Besonders berücksichtigt sind Personen mit sprachlichen, psychischen oder körperlichen Partizipationshemmnissen. Die zentrale Steuerung stellt sicher, dass Lücken schnell geschlossen und ehrenamtlich Engagierte gezielt angeworben, ausgebildet und eingesetzt werden. Die Kommune übernimmt Verantwortung und sorgt für effiziente Ressourcennutzung – so muss es sein"
Die Stadtgemeinde Bremen hat es nicht geschafft
Auch die Stadtgemeinde Bremen, vertreten durch die Senatorin für Soziales, hatte sich beworben und es - wie ich meine verdientermaßen - nicht unter die Besten geschafft. Während Bremerhaven in dem Projekt mit einer halben Stelle gestartet war, die nach Projektende in die Magistratsverwaltung eingegliedert und aufgestockt wurde, hatte das Sozialressort im Projekt eine ganze Stelle für die Koordination, die nach dem Ende der Bundesförderung auf 20 Stunden reduziert und ausgegliedert wurde. Aus unerklärlichen Gründen erfolgte dann noch eine Umbenennung in Digital-Fit-60+, in der der Netzwerk-Ansatz nicht mehr zum Ausdruck kommt. Vielleicht ist es nur ein Zufall, dass Ende März die Koordinatorin Imke Engelbrecht ihre Arbeit beendet hat und noch keine Nachfolge geschaffen worden ist.

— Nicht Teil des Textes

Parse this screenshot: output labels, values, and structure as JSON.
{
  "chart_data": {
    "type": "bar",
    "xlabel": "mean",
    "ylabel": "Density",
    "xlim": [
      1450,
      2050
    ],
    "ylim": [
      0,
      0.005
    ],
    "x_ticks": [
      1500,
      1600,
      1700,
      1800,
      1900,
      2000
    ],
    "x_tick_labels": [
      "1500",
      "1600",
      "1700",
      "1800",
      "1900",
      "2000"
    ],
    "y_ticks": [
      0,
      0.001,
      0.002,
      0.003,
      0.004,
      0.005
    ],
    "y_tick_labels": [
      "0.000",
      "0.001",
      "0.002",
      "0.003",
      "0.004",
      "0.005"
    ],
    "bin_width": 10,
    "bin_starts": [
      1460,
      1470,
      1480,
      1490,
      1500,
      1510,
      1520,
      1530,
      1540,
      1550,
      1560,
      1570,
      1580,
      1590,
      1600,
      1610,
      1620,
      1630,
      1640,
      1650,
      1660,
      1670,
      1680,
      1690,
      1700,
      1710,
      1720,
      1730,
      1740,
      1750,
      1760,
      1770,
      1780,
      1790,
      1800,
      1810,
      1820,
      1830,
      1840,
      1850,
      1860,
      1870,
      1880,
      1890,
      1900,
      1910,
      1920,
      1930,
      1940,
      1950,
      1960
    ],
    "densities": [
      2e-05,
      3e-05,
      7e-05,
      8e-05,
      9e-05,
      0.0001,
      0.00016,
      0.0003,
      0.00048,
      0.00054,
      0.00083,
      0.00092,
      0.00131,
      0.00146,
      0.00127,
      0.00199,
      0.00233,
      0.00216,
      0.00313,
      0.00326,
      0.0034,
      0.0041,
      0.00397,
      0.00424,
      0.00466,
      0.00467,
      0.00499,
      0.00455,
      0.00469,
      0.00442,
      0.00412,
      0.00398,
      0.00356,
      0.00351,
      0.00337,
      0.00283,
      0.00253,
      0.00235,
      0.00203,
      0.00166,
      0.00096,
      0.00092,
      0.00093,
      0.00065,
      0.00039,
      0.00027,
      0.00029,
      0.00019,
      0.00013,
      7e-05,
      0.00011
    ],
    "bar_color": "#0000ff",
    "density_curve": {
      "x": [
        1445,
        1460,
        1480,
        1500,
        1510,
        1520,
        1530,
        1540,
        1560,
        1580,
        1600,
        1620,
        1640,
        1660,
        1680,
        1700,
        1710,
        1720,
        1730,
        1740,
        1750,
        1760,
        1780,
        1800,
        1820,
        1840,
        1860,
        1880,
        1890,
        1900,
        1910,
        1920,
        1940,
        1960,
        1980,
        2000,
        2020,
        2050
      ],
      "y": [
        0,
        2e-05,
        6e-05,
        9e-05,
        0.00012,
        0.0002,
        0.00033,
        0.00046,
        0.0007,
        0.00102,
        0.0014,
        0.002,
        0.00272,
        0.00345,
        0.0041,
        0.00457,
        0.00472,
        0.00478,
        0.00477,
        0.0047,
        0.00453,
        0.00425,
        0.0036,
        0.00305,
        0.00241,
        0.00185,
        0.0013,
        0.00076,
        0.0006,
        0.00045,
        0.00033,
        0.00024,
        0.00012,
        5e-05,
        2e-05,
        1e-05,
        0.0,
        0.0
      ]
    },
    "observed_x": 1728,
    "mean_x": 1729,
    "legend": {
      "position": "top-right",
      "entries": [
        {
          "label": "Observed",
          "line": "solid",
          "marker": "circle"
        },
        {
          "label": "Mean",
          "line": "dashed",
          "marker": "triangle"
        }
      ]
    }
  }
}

Für mich kommt hier nicht nur eine Geringschätzung der digitalen Teilhabe im Alter zum Ausdruck, sondern der Unterstützung älterer Menschen insgesamt. Während der Magistrat im deutlich ärmeren Bremerhaven eine Stabsstelle für Seniorinnen und Senioren geschaffen hat, hat das für die Stadtgemeinde Bremen zuständige Sozialressort 2021 das Referat "Ältere Menschen" in "Pflege" umbenannt. Deutlicher kann man das Desinteresse an der Teilhabe älterer Menschen nicht machen, indem man ihre Bedürfnisse auf Pflege reduziert. Das ist alles andere als preiswürdig.